Liverpool on a run of seven matches in 22 days, with their resources stretched by injuries and several positives tests for Covid

Jürgen Klopp has described this season as the most challenging of his managerial career because of the condensed fixture schedule resulting from Covid-19.

Liverpool have commenced a run of seven matches in 22 days, and had their resources stretched not only by injuries to the likes of players such as Virgil van Dijk and Alisson but by several positives tests for Covid-19.

The unprecedented complications of the pandemic, coupled with the lack of recovery time between matches, has put a strain on all managers who also have to deal with losing players to international duty, according to Klopp.

The Liverpool manager, who is close to having Alisson available again after a shoulder injury, said: “Yes it is [the most challenging season for a manager] and it will become more challenging. It is already. Life is more challenging than what I ever experienced before, and with football it is no different. It’s what we are talking about constantly when we try to find solutions. We need help from everybody just to bring the boys through it.


“I have no problem that we have to play again and I will not moan about anything, but with this schedule thing we have to make sure that the teams who play midweek don’t play 12.30 on Saturday.

"If you play Tuesday in the Champions League, for example, then 12.30 Saturday is fine. If you play Wednesday then Saturday 12.30 is 'oh my god!' We did it once and it's, 'okay –e do it', but to do it twice, three times, that is really the problem. We need to have the time to rest."


Liverpool players, who are at home to Sheffield United on Saturday evening, have a workload of 20 games plus two international breaks from the beginning of October until the end of December.

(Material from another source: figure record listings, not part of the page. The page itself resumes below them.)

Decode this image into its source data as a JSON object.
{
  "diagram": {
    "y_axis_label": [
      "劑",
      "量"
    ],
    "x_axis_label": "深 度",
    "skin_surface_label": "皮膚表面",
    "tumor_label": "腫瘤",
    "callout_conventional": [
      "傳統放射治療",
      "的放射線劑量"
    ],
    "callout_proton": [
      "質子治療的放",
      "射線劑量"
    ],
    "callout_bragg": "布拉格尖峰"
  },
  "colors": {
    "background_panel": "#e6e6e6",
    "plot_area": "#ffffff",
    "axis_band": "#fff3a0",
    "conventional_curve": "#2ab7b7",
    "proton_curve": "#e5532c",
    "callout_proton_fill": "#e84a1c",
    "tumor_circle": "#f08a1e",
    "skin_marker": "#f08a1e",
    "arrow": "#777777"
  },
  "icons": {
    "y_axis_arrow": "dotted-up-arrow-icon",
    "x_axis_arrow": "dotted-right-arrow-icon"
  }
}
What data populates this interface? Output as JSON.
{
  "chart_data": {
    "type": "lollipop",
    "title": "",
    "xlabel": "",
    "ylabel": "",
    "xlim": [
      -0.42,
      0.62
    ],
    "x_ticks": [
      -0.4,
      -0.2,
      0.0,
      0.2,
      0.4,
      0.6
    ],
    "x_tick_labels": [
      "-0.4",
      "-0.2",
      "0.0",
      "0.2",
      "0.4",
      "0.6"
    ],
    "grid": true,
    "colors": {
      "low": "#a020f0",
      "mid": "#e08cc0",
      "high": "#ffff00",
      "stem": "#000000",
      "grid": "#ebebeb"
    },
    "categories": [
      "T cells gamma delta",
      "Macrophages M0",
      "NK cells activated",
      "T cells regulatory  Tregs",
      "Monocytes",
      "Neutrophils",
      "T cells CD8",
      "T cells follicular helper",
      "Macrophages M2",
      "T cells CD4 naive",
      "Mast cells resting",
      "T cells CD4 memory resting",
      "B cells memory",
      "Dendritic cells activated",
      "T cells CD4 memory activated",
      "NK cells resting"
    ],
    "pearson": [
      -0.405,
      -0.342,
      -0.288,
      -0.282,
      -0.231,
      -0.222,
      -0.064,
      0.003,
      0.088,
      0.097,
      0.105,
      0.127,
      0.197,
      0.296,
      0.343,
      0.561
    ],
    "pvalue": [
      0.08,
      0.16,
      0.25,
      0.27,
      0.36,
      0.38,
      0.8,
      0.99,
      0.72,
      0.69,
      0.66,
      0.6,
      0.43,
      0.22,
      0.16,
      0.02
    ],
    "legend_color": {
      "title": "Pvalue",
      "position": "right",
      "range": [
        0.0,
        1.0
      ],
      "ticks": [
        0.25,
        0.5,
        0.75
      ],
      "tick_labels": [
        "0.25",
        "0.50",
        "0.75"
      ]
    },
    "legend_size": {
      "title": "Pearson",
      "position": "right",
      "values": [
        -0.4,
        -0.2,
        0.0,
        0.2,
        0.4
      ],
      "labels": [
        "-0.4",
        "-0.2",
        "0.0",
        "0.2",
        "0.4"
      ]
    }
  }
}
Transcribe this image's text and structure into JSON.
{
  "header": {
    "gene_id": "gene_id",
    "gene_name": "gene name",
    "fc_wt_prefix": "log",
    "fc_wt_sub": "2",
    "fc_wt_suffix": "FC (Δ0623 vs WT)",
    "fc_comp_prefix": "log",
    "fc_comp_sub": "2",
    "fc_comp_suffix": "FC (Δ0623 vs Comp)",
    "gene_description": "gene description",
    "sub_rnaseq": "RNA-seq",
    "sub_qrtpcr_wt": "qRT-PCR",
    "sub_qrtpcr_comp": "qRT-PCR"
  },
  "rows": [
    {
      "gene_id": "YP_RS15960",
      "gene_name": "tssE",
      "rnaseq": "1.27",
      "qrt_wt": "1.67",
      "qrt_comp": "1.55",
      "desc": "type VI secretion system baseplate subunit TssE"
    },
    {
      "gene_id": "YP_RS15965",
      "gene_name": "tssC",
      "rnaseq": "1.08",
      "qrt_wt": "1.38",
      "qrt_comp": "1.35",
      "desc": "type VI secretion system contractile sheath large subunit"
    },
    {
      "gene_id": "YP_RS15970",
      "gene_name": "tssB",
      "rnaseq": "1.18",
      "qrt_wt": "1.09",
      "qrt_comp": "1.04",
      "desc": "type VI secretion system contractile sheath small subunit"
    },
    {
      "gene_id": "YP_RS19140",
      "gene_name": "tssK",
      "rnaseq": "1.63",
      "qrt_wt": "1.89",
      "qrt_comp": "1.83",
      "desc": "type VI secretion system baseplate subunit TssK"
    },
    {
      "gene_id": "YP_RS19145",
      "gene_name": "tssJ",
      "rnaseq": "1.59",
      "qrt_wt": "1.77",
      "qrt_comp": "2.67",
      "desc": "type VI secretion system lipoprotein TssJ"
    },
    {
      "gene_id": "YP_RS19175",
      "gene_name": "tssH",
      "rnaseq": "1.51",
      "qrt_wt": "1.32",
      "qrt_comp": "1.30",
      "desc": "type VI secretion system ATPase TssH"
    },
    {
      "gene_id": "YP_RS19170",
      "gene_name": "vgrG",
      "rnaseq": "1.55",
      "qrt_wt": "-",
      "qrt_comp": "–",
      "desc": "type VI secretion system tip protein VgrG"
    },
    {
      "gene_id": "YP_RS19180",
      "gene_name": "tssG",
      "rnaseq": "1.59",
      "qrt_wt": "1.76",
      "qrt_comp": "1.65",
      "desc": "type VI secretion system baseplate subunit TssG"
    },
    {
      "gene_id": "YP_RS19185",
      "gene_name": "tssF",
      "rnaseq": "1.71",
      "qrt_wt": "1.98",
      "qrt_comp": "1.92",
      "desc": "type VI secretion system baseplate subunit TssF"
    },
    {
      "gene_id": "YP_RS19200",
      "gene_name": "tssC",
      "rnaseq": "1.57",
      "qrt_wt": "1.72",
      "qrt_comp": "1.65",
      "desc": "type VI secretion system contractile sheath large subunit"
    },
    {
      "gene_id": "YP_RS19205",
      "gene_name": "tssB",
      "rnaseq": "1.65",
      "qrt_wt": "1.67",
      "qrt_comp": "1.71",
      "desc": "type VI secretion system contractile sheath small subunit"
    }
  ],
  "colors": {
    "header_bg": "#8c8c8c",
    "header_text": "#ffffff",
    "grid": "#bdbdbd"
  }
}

Klopp added: “I know people don’t want to hear it and they go back to all the other things they say about professional football players. But professional football at the level we play is a little like Formula One in comparison to driving a normal car. Everyone can drive a car but it is difficult to drive at 300mph in a pretty close area and then hope that your brakes work.

“That is pretty much what professional football is – all on the highest speed, with the highest intensity. And for that you have to have the best brakes available. I’m not the only one who thinks like that. I know that all the other managers involved in international football see things exactly the same.”